School’s out! The kids are home for the summer, and suddenly your world has been turned upside down. How will you survive summer with kids home all day? Homeschooling parents do it year-round. But when you’re not used to having kids home all day, it can certainly feel like a shock to the system. Here are eleven tips from homeschoolers to help you get through the summer:
1. Free your children from boredom by encouraging independence
At the start of the summer, ask them to brainstorm a list of things they could try if they get bored. Post it in a handy place. When they complain of boredom, refer them to their list. Create a dog agility course in the backyard! Make a kitty condo by taping boxes together! Set up a cozy reading nook (indoors or out). Build a fort. If all else fails, suggest that they lie flat on their backs, look up at the sky or the ceiling, and wait there until a more interesting option comes to them — something always does.
2. Find a new rhythm during the day
If you live where summers are hot, the sun’s pattern may shape your daily rhythm. Spend time outdoors in the morning and late afternoon. During the middle of the day when the temperature is at its peak, do restful activities in the shade or the cool indoors. Evening can be a lovely time for a daily family walk.
3. Let your children follow their own bodies’ individual patterns
Let your kids dictate their own schedule for sleeping, waking, being active, or resting (within reason!). Encourage them to listen to how they feel after a late night or an early morning. Challenge them to figure out their own most comfortable daily rhythm and follow it during the summer months, even if the schedule will be less flexible come September.

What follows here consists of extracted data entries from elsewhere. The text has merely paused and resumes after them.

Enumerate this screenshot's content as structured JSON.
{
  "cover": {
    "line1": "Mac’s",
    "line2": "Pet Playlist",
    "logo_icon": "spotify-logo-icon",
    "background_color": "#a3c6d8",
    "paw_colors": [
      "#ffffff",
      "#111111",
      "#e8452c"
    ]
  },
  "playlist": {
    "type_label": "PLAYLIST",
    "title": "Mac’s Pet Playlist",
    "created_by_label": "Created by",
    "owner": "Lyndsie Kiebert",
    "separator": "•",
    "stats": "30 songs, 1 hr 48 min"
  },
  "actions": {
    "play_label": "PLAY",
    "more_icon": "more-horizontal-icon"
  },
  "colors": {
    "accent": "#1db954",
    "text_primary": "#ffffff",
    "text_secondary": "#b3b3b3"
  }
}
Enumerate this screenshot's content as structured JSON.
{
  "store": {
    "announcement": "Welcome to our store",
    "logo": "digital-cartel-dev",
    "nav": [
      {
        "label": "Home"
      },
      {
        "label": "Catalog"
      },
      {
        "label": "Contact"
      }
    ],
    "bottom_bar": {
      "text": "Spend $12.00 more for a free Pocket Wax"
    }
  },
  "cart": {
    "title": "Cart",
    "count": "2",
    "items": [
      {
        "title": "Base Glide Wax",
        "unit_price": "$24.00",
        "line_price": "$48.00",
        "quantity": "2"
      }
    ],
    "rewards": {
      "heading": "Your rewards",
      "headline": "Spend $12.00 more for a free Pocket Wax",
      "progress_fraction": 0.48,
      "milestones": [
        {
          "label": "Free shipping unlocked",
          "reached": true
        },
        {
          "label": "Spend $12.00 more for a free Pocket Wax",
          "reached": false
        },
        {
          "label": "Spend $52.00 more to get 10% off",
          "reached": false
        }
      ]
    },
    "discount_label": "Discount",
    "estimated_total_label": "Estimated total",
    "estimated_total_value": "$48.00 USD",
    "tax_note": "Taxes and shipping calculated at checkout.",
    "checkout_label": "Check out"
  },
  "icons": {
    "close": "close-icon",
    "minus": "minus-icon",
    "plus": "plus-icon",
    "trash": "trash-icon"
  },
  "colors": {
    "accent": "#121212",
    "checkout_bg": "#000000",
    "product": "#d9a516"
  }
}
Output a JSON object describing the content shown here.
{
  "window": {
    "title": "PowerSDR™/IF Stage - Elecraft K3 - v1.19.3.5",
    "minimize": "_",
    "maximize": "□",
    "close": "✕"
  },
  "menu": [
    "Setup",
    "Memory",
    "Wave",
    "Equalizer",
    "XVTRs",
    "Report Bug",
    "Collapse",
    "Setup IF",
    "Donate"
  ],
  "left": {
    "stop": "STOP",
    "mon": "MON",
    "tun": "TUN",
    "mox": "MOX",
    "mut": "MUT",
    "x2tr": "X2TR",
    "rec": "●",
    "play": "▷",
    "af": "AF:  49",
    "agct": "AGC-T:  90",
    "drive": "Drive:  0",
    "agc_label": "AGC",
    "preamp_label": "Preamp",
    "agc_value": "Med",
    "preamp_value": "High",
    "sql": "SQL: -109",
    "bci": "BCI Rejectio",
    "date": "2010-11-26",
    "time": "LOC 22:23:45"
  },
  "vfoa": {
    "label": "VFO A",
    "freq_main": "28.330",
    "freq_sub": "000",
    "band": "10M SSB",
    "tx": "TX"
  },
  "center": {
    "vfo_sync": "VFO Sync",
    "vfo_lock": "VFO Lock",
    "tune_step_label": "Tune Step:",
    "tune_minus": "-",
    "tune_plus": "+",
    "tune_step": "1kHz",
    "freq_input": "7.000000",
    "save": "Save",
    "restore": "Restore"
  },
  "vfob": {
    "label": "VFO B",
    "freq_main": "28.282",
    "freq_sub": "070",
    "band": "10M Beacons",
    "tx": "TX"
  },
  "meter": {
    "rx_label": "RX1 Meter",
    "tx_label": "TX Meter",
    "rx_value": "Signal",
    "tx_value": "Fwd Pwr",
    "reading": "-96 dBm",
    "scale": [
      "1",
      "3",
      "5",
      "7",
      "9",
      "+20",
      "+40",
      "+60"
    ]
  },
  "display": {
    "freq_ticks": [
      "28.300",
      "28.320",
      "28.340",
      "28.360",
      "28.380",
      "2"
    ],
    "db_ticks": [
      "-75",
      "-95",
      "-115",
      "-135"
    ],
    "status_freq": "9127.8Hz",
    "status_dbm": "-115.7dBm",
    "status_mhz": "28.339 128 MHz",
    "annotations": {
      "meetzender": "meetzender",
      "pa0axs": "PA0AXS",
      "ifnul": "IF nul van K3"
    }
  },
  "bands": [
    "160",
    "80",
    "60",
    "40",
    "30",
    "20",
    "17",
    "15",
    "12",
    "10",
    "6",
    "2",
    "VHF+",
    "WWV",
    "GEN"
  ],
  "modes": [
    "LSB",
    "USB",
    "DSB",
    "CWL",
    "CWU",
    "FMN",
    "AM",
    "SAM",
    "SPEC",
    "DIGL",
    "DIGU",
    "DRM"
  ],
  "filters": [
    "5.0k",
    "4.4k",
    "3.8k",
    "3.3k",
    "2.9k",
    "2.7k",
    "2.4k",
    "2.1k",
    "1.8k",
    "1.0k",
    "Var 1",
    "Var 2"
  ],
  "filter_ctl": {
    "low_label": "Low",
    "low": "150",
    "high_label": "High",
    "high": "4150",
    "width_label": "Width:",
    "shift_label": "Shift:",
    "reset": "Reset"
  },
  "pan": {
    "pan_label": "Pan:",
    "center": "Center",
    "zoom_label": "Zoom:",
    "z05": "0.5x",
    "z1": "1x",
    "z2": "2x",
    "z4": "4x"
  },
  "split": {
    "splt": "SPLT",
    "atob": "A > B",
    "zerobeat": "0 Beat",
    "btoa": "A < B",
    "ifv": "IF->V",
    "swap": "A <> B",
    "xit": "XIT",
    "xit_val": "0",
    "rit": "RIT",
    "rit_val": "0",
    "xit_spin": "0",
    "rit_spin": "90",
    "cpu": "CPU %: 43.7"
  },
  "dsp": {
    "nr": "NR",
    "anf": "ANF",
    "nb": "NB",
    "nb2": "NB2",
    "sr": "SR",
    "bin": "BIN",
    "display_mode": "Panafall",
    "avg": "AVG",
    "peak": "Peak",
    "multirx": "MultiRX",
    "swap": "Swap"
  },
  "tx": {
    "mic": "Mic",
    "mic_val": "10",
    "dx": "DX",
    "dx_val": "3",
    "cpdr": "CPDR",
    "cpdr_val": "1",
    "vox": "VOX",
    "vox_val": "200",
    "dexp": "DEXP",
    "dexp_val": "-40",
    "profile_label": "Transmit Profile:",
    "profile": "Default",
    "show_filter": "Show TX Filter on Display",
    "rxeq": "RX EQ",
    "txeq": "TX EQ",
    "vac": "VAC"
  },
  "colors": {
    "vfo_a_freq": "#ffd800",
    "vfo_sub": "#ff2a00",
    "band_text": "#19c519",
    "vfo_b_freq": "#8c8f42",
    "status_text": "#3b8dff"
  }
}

4. Balance outings with unstructured time at home
During the summer, day camps and other activities can have a big impact on the shape of your days. If your family is extra busy, be sure to make room in your schedule for regular unscheduled time at home as well. If you’re usually at home without much structure, consider designating one or two regular days each week for outings.
5. Lean on the village
Connect with other compatible families and plan regular playdates where one parent gets a break while the other supervises children from both (or multiple) families.
6. Make regular time to play together as a family
Plan a set time in your day or week when everyone sets aside work responsibilities and obligations, and do something fun that you can agree on. If agreement is hard to come by, take turns choosing a family activity. Make a habit of being present with each other without distractions or multitasking.
7. Keep bins of crafts & puzzles handy
Gather plenty of basic craft supplies, puzzles and games, and set up an area in your home or yard for artistic exploration where children can be as independent as possible and clean-up is relatively easy.
8. Take midweek field trips!
Enjoy local museums, historical sites, libraries, parks, hiking trails, and beaches. Go on a weekday morning when crowds are most manageable. Your local library may have free or discount passes that families can borrow.
9. Give your children extra responsibilities
— and extra benefits, too. A child who is around more can help out more. Use this opportunity to help them learn how to do useful, routine tasks around the house. Those who prove capable of cleaning up the kitchen might be allowed to experiment on their own with new recipes or culinary inventions. Or turn wood-stacking into a fun race, and end with a bonfire when the stacking is all done. Give your children the opportunity to feel useful, develop skills, and then celebrate a task well done.
10. Take breaks from each other
Adults and caregivers need time “off the clock” where they can turn off their parental radar and recharge. Children benefit from relationships with different adults. If your child’s needs do not allow for separation, invite other adults to come and share the load.
11. Enjoy your time together
Take advantage of opportunities to connect throughout the day. Those moments may happen unexpectedly, so be on the lookout and make the most of them. If your children are more independent, wander around the house or yard occasionally just to find and say hello to them. If they are at an age where they want to be with you every moment, give in to their need and keep them close. September will be here all too quickly, and these moments do not last forever (even if it sometimes feels that way).